In order for instructors to teach the course, they must be trained. According to the State of New Jersey Department of Education, about 160 New Jersey teachers have participated in Tomorrow’s Teachers training since 2007. The course is offered in 38 states across the country. In New Jersey, there are four universities that offer college credits who complete the course elective. The price of the program is $560, but the participating high schools will pay the cost.
“If the student’s high school is participating in the program, they can opt for the option of completing additional work for Rider and earning college credit,” said Garrett. “The program is in its 6th year [at Rider], and we have had over 500 students participate.”
The class is taught every year from November to June. Garret stated she was the only one that will be teaching this course at Rider. Even though this is offered to high school students, only high school juniors and seniors qualify for the program.
“I took my experience teaching our foundations of education courses that we offer here at Rider,” said Garrett. “I thought, ‘What would I want those students to know coming into these classes? What could I give them that would help them explore the profession and be helpful so that they have some prior knowledge of the teaching profession from the teacher perspective before they become students in pre-service programs?’
“I thought we could give students a chance to connect with other high school students around the state and explore these different topics,” Garrett said.

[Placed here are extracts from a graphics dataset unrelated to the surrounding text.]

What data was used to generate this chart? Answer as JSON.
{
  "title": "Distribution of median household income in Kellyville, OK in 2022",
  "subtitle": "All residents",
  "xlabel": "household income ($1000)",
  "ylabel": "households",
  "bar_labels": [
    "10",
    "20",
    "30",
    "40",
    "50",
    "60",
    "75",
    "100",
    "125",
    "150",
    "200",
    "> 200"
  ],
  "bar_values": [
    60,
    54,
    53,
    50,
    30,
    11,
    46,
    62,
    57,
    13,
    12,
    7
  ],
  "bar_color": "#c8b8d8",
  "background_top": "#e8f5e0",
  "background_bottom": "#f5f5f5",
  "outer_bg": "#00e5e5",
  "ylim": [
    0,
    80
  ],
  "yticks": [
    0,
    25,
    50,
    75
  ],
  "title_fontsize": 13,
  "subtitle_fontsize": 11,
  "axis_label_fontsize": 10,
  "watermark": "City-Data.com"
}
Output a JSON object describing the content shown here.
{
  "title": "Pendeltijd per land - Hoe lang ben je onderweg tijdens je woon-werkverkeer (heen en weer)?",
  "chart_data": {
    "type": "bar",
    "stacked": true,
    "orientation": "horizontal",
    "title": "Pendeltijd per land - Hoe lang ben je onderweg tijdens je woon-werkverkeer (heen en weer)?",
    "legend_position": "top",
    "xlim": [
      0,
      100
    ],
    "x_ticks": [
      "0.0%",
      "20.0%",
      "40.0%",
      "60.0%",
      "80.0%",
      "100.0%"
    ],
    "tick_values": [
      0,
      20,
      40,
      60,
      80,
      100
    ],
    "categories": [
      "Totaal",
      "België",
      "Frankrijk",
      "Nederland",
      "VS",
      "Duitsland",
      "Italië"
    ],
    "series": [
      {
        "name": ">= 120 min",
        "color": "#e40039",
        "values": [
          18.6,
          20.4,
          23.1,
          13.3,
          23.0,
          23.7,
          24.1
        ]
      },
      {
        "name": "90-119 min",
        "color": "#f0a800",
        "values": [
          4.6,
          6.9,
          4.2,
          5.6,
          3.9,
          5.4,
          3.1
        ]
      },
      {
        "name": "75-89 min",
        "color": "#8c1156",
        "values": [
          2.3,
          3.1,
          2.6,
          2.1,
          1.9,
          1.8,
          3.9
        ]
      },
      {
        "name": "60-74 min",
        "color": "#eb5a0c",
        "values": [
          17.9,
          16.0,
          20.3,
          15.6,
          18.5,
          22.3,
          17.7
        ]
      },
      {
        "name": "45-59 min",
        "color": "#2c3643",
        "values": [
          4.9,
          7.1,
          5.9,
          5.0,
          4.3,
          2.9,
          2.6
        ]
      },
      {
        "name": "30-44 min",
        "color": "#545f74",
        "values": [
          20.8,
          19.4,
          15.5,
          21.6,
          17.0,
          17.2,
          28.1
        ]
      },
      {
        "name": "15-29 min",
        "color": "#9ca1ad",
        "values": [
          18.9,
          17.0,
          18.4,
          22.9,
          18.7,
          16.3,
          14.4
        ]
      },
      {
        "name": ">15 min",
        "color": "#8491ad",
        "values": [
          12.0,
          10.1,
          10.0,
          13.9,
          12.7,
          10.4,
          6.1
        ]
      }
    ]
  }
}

Some of the course material contains online discussions of various topics such as TED Talks, journals and blog posts. They also look at certain problems within the education field. Much like a course offered at Rider, the students are required to respond twice to the discussion, once with their own thoughts, and second, feedback on another student’s thoughts.
“The earlier students become immersed in the classroom, the better,” said senior elementary education major Heather Lesinski. “If this was offered [in my high school] I would have taken advantage of it, I would have entered college knowing more than I originally did.”